La strada si allarga in una piazza rettangolare trasformata in cantiere di piccole 
casette di legno: a breve si trasformerà in uno dei tanti mercatini di Natale con 
un'infinità di gingilli Made In China ormai internazionali e pochissimi oggetti 
di autentico artigianato. 
In  fondo  alla  piazza  sono  già  state  allestite  e  in  funzione  una  serie  di 
bancarelle di street food da cui si sprigiona odore di salsiccia, aglio, paprika. 
Ci avviciniamo al banco che offre Langos, frittelle di pasta e patate, pagnotte 
ripiene di zuppa di goulash, stinco al forno.
Dopo una breve attesa in fila e un cospicuo investimento, ci accomodiamo ad 
un  tavolo  ricavato  da  botti  dismesse  a  fianco  di  un'altra  botticella  simile 
occupata da una coppia con due bambini; la mamma imbocca il più piccolo 
con  grosse  cucchiaiate  di  una  pappa  verdastra.  Di  fronte  a  noi,  su  una 
panchina, di fianco ad un enorme bidone di rifiuti stracolmo, siede un signore 
anziano.  Indossa  un  vecchio  completo  a  giacca,  il  papillon  e  un  logoro, 
sporco cappotto di colore indefinito tra il grigio e il marrone. Ai suoi piedi è 
accucciato un cane dello stesso colore. La sua povera, consunta eleganza attira 
la mia attenzione ma è il ceruleo e fisso sguardo che la cattura. 
Padrone e cane hanno la stessa e vuota fissità.

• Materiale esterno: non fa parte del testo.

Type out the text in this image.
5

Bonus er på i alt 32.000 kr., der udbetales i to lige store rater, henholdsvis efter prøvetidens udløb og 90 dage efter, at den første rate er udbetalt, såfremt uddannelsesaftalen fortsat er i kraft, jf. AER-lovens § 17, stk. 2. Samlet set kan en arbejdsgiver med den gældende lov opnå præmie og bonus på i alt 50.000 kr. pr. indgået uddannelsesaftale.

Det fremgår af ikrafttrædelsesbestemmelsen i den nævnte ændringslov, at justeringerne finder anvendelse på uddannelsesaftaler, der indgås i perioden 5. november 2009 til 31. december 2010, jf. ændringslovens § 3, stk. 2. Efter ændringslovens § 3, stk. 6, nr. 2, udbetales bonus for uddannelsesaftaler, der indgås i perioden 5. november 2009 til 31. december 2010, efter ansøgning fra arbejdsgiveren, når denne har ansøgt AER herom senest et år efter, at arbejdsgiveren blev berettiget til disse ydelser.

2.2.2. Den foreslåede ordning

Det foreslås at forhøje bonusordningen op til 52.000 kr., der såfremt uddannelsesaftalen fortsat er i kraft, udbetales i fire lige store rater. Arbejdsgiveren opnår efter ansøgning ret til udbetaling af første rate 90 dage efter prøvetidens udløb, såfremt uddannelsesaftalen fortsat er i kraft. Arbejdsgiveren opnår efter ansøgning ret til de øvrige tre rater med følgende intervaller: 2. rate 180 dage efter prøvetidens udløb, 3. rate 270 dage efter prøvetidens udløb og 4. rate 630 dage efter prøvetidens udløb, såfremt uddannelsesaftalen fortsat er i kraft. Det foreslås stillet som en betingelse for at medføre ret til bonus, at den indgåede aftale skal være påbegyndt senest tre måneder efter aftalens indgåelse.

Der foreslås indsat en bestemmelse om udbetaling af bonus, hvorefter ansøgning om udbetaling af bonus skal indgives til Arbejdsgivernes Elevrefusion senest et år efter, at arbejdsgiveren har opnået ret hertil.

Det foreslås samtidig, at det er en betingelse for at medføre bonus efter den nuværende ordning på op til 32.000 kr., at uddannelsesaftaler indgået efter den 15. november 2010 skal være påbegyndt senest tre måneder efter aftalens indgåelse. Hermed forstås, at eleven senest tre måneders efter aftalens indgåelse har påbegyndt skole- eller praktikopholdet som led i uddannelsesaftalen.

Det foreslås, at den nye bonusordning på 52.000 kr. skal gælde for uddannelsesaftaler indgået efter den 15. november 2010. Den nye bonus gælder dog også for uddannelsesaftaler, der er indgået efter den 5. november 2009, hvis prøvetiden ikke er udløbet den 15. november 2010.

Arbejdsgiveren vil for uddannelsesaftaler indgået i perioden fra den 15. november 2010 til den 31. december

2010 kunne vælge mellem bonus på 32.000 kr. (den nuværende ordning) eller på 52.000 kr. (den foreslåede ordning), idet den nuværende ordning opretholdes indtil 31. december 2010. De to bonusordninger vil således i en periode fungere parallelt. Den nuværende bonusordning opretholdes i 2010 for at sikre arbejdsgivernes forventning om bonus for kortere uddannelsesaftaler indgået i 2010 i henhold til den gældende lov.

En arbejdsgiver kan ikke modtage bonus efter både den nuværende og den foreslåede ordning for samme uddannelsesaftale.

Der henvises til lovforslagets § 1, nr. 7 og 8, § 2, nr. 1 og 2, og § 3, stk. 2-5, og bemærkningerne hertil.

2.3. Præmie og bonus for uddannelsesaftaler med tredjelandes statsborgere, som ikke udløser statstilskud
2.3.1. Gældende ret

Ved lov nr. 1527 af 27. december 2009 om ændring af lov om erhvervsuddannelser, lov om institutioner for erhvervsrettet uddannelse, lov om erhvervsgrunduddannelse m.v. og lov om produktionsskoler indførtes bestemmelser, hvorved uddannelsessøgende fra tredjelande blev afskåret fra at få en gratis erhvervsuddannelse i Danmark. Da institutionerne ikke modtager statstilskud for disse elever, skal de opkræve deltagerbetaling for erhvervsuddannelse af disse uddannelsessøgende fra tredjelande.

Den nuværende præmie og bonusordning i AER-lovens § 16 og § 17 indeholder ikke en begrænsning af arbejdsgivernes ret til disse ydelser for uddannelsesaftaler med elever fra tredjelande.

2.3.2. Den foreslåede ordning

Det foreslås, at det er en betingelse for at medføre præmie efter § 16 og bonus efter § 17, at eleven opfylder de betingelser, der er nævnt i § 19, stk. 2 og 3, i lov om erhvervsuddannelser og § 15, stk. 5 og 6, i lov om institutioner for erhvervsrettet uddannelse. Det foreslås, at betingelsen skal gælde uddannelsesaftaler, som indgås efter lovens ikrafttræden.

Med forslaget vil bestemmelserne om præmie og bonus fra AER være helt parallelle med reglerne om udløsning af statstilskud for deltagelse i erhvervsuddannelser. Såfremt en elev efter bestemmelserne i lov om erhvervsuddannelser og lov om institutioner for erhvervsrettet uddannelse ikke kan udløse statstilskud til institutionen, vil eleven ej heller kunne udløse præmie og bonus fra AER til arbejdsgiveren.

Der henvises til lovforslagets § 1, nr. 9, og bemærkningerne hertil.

Il bambino della famiglia accanto a noi piange già da un po' e si lagna nella 
sua lingua incomprensibile. Il tono del capriccio invece è riconoscibilissimo. I 
genitori,  dopo  uno  svogliato  tentativo  per  calmarlo,  si  alzano  parlando  tra 
loro; la donna dice qualcosa all'uomo. Lui raccoglie gli avanzi del pasto in un 
unico  contenitore  che  appoggia  sul  grosso  cesto  dei  rifiuti,  mentre  si 
allontanano. 
D'improvviso  l'anziano  elegante  scatta  in  piedi  con  un  bagliore  avido  nello 
sguardo,  raccoglie  lo  stinco  al  forno  dai  rifiuti  e,  tenendolo  nella  mano,  lo 
addenta voracemente: strappa la carne e la mastica con bramosia. 
È in quel momento che i nostri sguardi si incontrano: il suo d'un tratto vivo e 
fiero, il mio un misto di sorpresa, pena, tenerezza e colpa.
Continuando a mangiare e masticare energicamente l'elegante vecchio si gira 
e mi porge le spalle. Rifiuta la mia inutile compassione.
Raccolgo le mie cose, senza parole, con la sconfortante sensazione di essere 
stata fraintesa e rifiutata. 
Con sentimenti da rifiuto sociale mi avvio all'aeroporto.